08 de julho de 2026
Polícia

PM quer ampliar proibição de estacionar

Diego Molina
| Tempo de leitura: 3 min

A Polícia Militar (PM) vai tentar estender até as 22h a proibição de estacionar entre as quadras 8 e 13 da avenida Getúlio Vargas aos domingos, para evitar a concentração de veículos e pessoas na via, visando reduzir vandalismo e violência. No final de semana passado, quando a proibição funcionou pela primeira vez, em caráter de teste, estava proibido estacionar das 17 às 20h no domingo.

O comandante da Base Comunitária de Segurança Sul, tenente João da Costa Duarte, avalia como positivo o reflexo da adoção da medida, mas acha que no domingo o horário precisa ser estendido porque, em função do horário de verão, as pessoas ficam até mais tarde na rua. “No horário de verão, o movimento começa por volta das 20h, quando já é permitido estacionar”, aponta.

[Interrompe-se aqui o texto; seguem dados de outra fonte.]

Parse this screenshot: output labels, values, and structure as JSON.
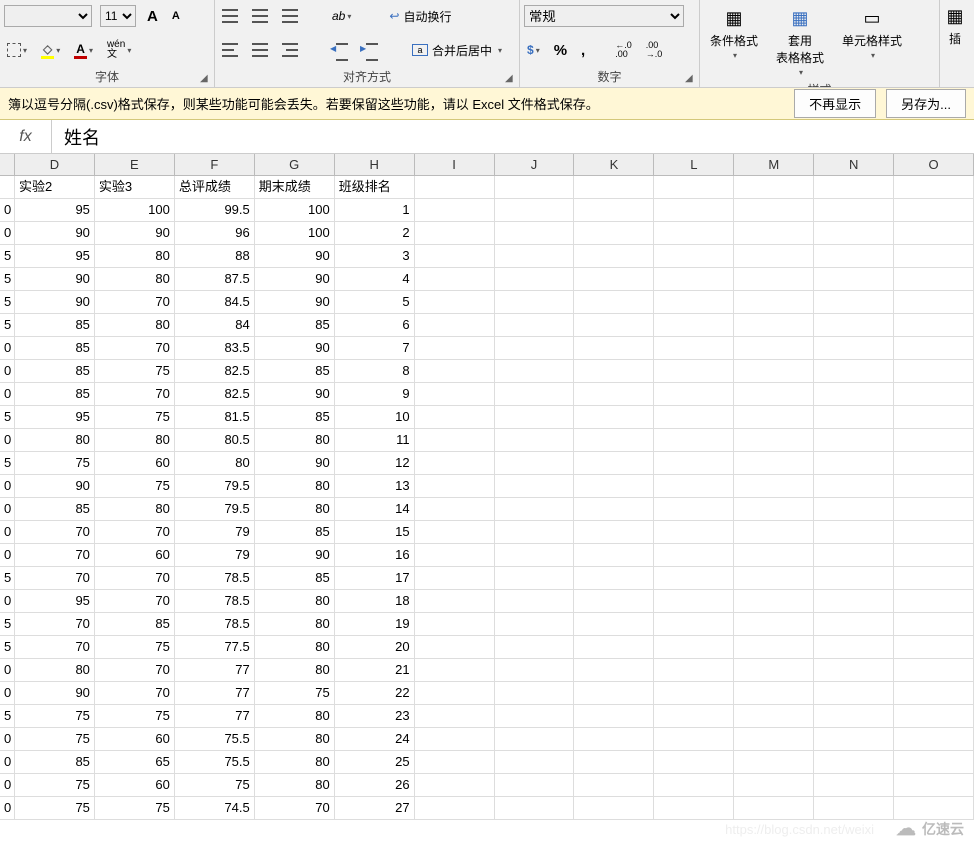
{
  "ribbon": {
    "font": {
      "name": "",
      "size": "11",
      "increase_aria": "A",
      "decrease_aria": "A",
      "borders_aria": "边框",
      "fill_color": "#ffff00",
      "font_color": "#c00000",
      "phonetic_aria": "拼音",
      "label": "字体"
    },
    "align": {
      "wrap_label": "自动换行",
      "merge_label": "合并后居中",
      "label": "对齐方式"
    },
    "number": {
      "format": "常规",
      "label": "数字"
    },
    "styles": {
      "cond_label": "条件格式",
      "table_label": "套用\n表格格式",
      "cell_label": "单元格样式",
      "label": "样式"
    },
    "insert": "插"
  },
  "notify": {
    "text": "簿以逗号分隔(.csv)格式保存，则某些功能可能会丢失。若要保留这些功能，请以 Excel 文件格式保存。",
    "dismiss": "不再显示",
    "saveas": "另存为..."
  },
  "formula": "姓名",
  "columns": [
    "D",
    "E",
    "F",
    "G",
    "H",
    "I",
    "J",
    "K",
    "L",
    "M",
    "N",
    "O"
  ],
  "col_widths": [
    "wD",
    "wE",
    "wF",
    "wG",
    "wH",
    "wI",
    "wJ",
    "wK",
    "wL",
    "wM",
    "wN",
    "wO"
  ],
  "headers": [
    "实验2",
    "实验3",
    "总评成绩",
    "期末成绩",
    "班级排名"
  ],
  "rows": [
    [
      95,
      100,
      99.5,
      100,
      1
    ],
    [
      90,
      90,
      96,
      100,
      2
    ],
    [
      95,
      80,
      88,
      90,
      3
    ],
    [
      90,
      80,
      87.5,
      90,
      4
    ],
    [
      90,
      70,
      84.5,
      90,
      5
    ],
    [
      85,
      80,
      84,
      85,
      6
    ],
    [
      85,
      70,
      83.5,
      90,
      7
    ],
    [
      85,
      75,
      82.5,
      85,
      8
    ],
    [
      85,
      70,
      82.5,
      90,
      9
    ],
    [
      95,
      75,
      81.5,
      85,
      10
    ],
    [
      80,
      80,
      80.5,
      80,
      11
    ],
    [
      75,
      60,
      80,
      90,
      12
    ],
    [
      90,
      75,
      79.5,
      80,
      13
    ],
    [
      85,
      80,
      79.5,
      80,
      14
    ],
    [
      70,
      70,
      79,
      85,
      15
    ],
    [
      70,
      60,
      79,
      90,
      16
    ],
    [
      70,
      70,
      78.5,
      85,
      17
    ],
    [
      95,
      70,
      78.5,
      80,
      18
    ],
    [
      70,
      85,
      78.5,
      80,
      19
    ],
    [
      70,
      75,
      77.5,
      80,
      20
    ],
    [
      80,
      70,
      77,
      80,
      21
    ],
    [
      90,
      70,
      77,
      75,
      22
    ],
    [
      75,
      75,
      77,
      80,
      23
    ],
    [
      75,
      60,
      75.5,
      80,
      24
    ],
    [
      85,
      65,
      75.5,
      80,
      25
    ],
    [
      75,
      60,
      75,
      80,
      26
    ],
    [
      75,
      75,
      74.5,
      70,
      27
    ]
  ],
  "stub_col": [
    "0",
    "0",
    "5",
    "5",
    "5",
    "5",
    "0",
    "0",
    "0",
    "5",
    "0",
    "5",
    "0",
    "0",
    "0",
    "0",
    "5",
    "0",
    "5",
    "5",
    "0",
    "0",
    "5",
    "0",
    "0",
    "0",
    "0"
  ],
  "watermark": {
    "text": "亿速云",
    "url": "https://blog.csdn.net/weixi"
  }
}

A ampliação do horário proibido de estacionar aos domingos será solicitada ao Conselho Comunitário de Segurança (Conseg) Sul e à Empresa Municipal de Desenvolvimento Urbano e Rural de Bauru (Emdurb) ainda nesta semana. Nas sextas-feiras e sábados deve permanecer a proibição das 23h às 3h.

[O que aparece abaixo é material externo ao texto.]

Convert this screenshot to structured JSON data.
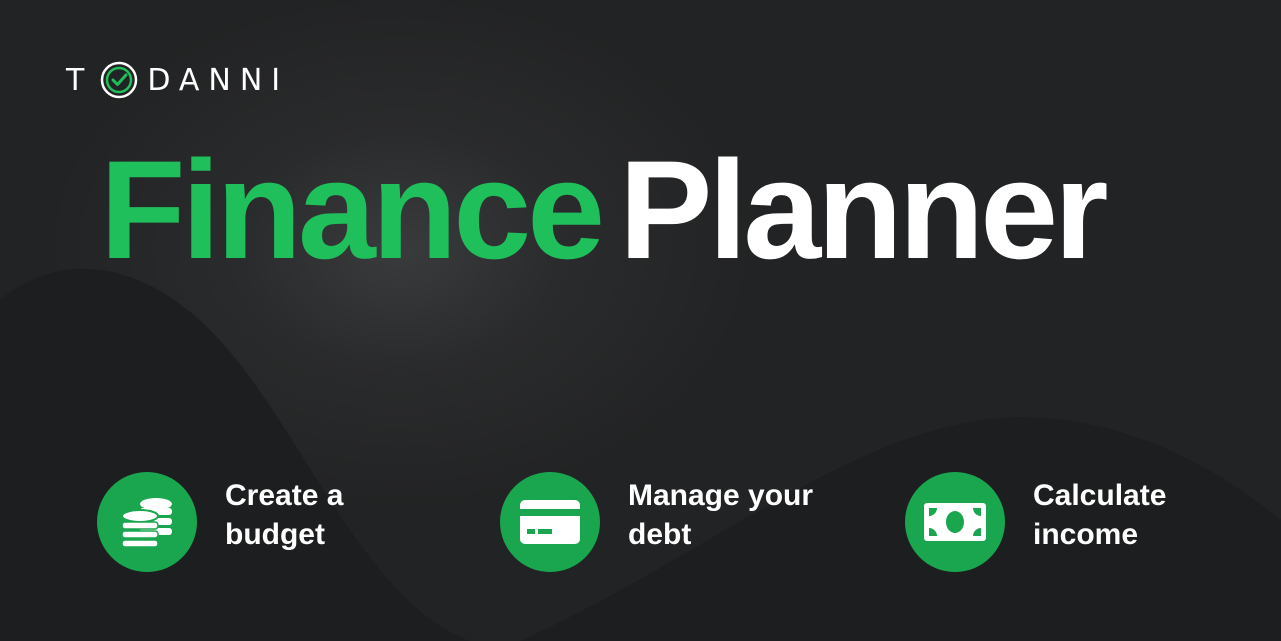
{
  "logo": {
    "before": "T",
    "after": "DANNI",
    "icon": "check-circle-icon"
  },
  "headline": {
    "word1": "Finance",
    "word2": "Planner"
  },
  "features": [
    {
      "line1": "Create a",
      "line2": "budget",
      "icon": "coins-icon"
    },
    {
      "line1": "Manage your",
      "line2": "debt",
      "icon": "credit-card-icon"
    },
    {
      "line1": "Calculate",
      "line2": "income",
      "icon": "money-bill-icon"
    }
  ],
  "colors": {
    "accent_green": "#1fbf5b",
    "background": "#222324",
    "text": "#ffffff"
  }
}
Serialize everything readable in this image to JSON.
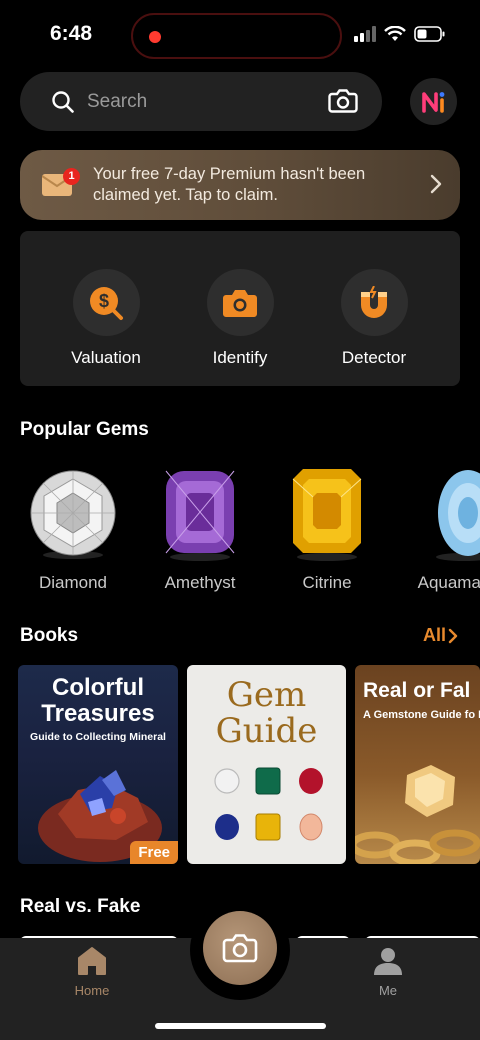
{
  "status": {
    "time": "6:48"
  },
  "search": {
    "placeholder": "Search"
  },
  "promo": {
    "badge_count": "1",
    "text": "Your free 7-day Premium hasn't been claimed yet. Tap to claim."
  },
  "tools": [
    {
      "label": "Valuation",
      "icon": "dollar-search-icon"
    },
    {
      "label": "Identify",
      "icon": "camera-icon"
    },
    {
      "label": "Detector",
      "icon": "magnet-icon"
    }
  ],
  "popular": {
    "title": "Popular Gems",
    "gems": [
      {
        "name": "Diamond"
      },
      {
        "name": "Amethyst"
      },
      {
        "name": "Citrine"
      },
      {
        "name": "Aquamari"
      }
    ]
  },
  "books": {
    "title": "Books",
    "all_label": "All",
    "items": [
      {
        "title": "Colorful Treasures",
        "subtitle": "Guide to Collecting Mineral",
        "tag": "Free"
      },
      {
        "title": "Gem Guide"
      },
      {
        "title": "Real or Fal",
        "subtitle": "A Gemstone Guide fo Enthusiasts"
      }
    ]
  },
  "realfake": {
    "title": "Real vs. Fake"
  },
  "tabbar": {
    "home": "Home",
    "me": "Me"
  },
  "colors": {
    "accent": "#e88a2e",
    "promo_bg": "#6e5a45",
    "card_bg": "#1f1f1f"
  }
}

A medida foi testada pela primeira vez no final de semana passado, quando a PM não registrou ocorrências graves na região da avenida, que é atualmente o principal ponto de encontro de jovens na cidade. A proibição foi adotada justamente para tentar minimizar os atos de vandalismo, algazarra, infrações e roubos no local.

As estatísticas da PM apontam que apenas sete veículos foram multados por estacionamento irregular e seis automóveis foram guinchados e apreendidos em todo o final de semana. Nos três dias, de 21 a 28 policiais foram designados para patrulhar a avenida e as ruas adjacentes, também para evitar roubo e arrombamento de carros estacionados.

“Esta medida foi ótima. Ajudou bastante os policiais, não tivemos ocorrências graves, o trânsito fluiu bem melhor do que em outros dias”, afirma Costa Duarte.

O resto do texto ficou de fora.